Will face masks be a lifeline for apparel retail?
Apparel continues to struggle amid the uncertainty of the novel coronavirus pandemic, but one brand has made the best out of the situation, pivoting to use materials already in its pipeline to create a pandemic-appropriate product.
Facing sales declines of 60 percent at the onset of the novel coronavirus outbreak, San Francisco menswear brand Blade + Blue began working with its manufacturing partner to use remnants from last season’s shirts as well as the upcoming summer season’s shirts to make masks, CNN Business reported. The brand’s founder, Peter Papas, said that the move not only saved the business, it also attracted new customers. Blade + Blue has donated some masks to healthcare workers and first responders in addition to selling them to the general public.
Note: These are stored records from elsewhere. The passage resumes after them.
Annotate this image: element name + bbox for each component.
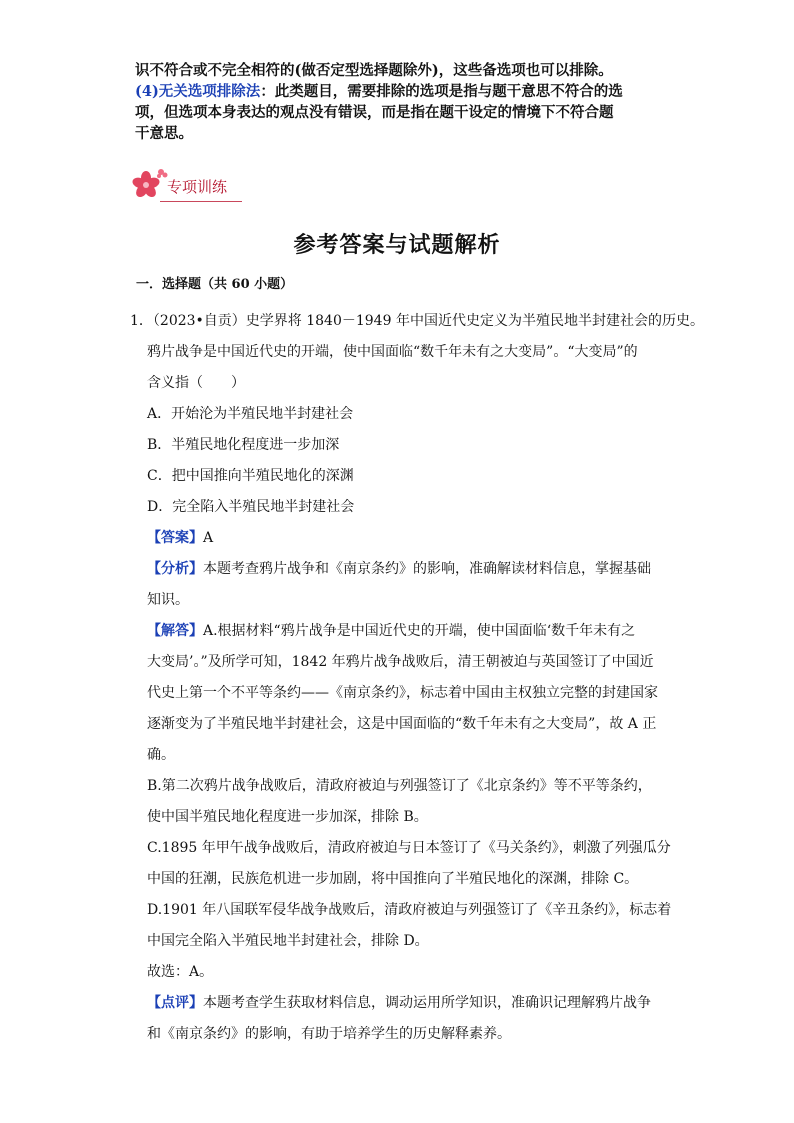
option-d: D．完全陷入半殖民地半封建社会 bbox=[147, 499, 355, 515]
solution-line: 大变局’。”及所学可知，1842 年鸦片战争战败后，清王朝被迫与英国签订了中国近 bbox=[147, 654, 654, 670]
comment-line: 和《南京条约》的影响，有助于培养学生的历史解释素养。 bbox=[147, 1026, 511, 1042]
answer-text: A bbox=[203, 530, 214, 546]
analysis-line bbox=[130, 554, 670, 585]
solution-b: B.第二次鸦片战争战败后，清政府被迫与列强签订了《北京条约》等不平等条约， bbox=[147, 778, 652, 794]
solution-line: 逐渐变为了半殖民地半封建社会，这是中国面临的“数千年未有之大变局”，故 A 正 bbox=[147, 716, 657, 732]
analysis-line: 知识。 bbox=[147, 592, 189, 608]
intro-text: ：此类题目，需要排除的选项是指与题干意思不符合的选 bbox=[260, 83, 623, 100]
section-badge-label: 专项训练 bbox=[167, 178, 228, 196]
question-stem: 鸦片战争是中国近代史的开端，使中国面临“数千年未有之大变局”。“大变局”的 bbox=[147, 344, 638, 360]
badge-underline bbox=[160, 201, 242, 202]
comment-tag: 【点评】 bbox=[147, 995, 203, 1011]
comment-line bbox=[130, 988, 670, 1019]
answer-line bbox=[130, 523, 670, 554]
page-title: 参考答案与试题解析 bbox=[293, 232, 501, 258]
intro-paragraph bbox=[135, 60, 675, 144]
choose-line: 故选：A。 bbox=[147, 964, 214, 980]
intro-line: 项，但选项本身表达的观点没有错误，而是指在题干设定的情境下不符合题 bbox=[135, 104, 614, 121]
solution-c: C.1895 年甲午战争战败后，清政府被迫与日本签订了《马关条约》，刺激了列强瓜分 bbox=[147, 840, 671, 856]
intro-line: 干意思。 bbox=[135, 125, 193, 142]
analysis-text: 本题考查鸦片战争和《南京条约》的影响，准确解读材料信息，掌握基础 bbox=[203, 561, 651, 577]
flower-icon bbox=[130, 166, 170, 206]
comment-text: 本题考查学生获取材料信息，调动运用所学知识，准确识记理解鸦片战争 bbox=[203, 995, 651, 1011]
question-stem: 含义指（ ） bbox=[147, 375, 245, 391]
solution-d: D.1901 年八国联军侵华战争战败后，清政府被迫与列强签订了《辛丑条约》，标志着 bbox=[147, 902, 672, 918]
analysis-tag: 【分析】 bbox=[147, 561, 203, 577]
solution-d: 中国完全陷入半殖民地半封建社会，排除 D。 bbox=[147, 933, 429, 949]
option-b: B．半殖民地化程度进一步加深 bbox=[147, 437, 340, 453]
intro-line bbox=[135, 81, 675, 102]
solution-line bbox=[130, 616, 670, 647]
intro-line: 识不符合或不完全相符的(做否定型选择题除外)，这些备选项也可以排除。 bbox=[135, 62, 613, 79]
section-heading: 一．选择题（共 60 小题） bbox=[136, 277, 294, 292]
option-a: A．开始沦为半殖民地半封建社会 bbox=[147, 406, 354, 422]
solution-tag: 【解答】 bbox=[147, 623, 203, 639]
question-block bbox=[130, 306, 704, 1050]
answer-tag: 【答案】 bbox=[147, 530, 203, 546]
solution-line: 代史上第一个不平等条约——《南京条约》，标志着中国由主权独立完整的封建国家 bbox=[147, 685, 658, 701]
solution-line: 确。 bbox=[147, 747, 175, 763]
section-badge bbox=[130, 166, 245, 206]
question-stem: 1．（2023•自贡）史学界将 1840－1949 年中国近代史定义为半殖民地半封建社会的历史。 bbox=[130, 313, 704, 329]
solution-b: 使中国半殖民地化程度进一步加深，排除 B。 bbox=[147, 809, 428, 825]
solution-text: A.根据材料“鸦片战争是中国近代史的开端，使中国面临‘数千年未有之 bbox=[203, 623, 636, 639]
option-c: C．把中国推向半殖民地化的深渊 bbox=[147, 468, 354, 484]
solution-c: 中国的狂潮，民族危机进一步加剧，将中国推向了半殖民地化的深渊，排除 C。 bbox=[147, 871, 639, 887]
method-label: (4)无关选项排除法 bbox=[135, 83, 261, 100]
In addition to slowing sales and supply chain disruptions, backlogged inventory has been one of the biggest problems faced by apparel brands and retailers throughout the duration of the pandemic. Retailers with highly-seasonal stock are having to choose between holding over unreleased seasonal merchandise into the following year or selling at huge markdowns as stores slowly reopen.
In an attempt to weather the storm while helping out with the cause of protecting healthcare workers from COVID-19, Blade + Blue is not the only apparel brand to get in on the mask making game.
Both Banana Republic and Old Navy are among those that have been donating and selling non-medical cloth face masks and, according to USA Today, the ones from Old Navy are being made from the brand’s leftover fabric.
Earlier on in the pandemic, retailers like Joann Stores and Neiman Marcus started making masks for frontline medical personnel in light of a nationwide PPE shortage, even though at the time there was conflicting data as to the effectiveness of cloth masks in particular situations.
While some luxury brands had been making face masks preceding the pandemic, they have pared down their availability, according to Glossy, over fears that selling such products in the price range of hundreds of dollars would be considered gouging during the pandemic and promote a backlash.
- From menswear to mask-making: Blade + Blue’s Covid-19 pivot – CNN Business
- Looking for a face mask? Banana Republic masks are back in stock – USA Today
- Should fashion retailers mothball spring – RetailWire
- Joann Stores and Neiman Marcus sew hope for healthcare workers fighting the coronavirus – RetailWire
- Can a mask be an ‘it’ accessory? – Glossy
DISCUSSION QUESTIONS: Should apparel brands and retailers consider repurposing their existing or leftover materials into masks? What do you think they can do to differentiate in this respect?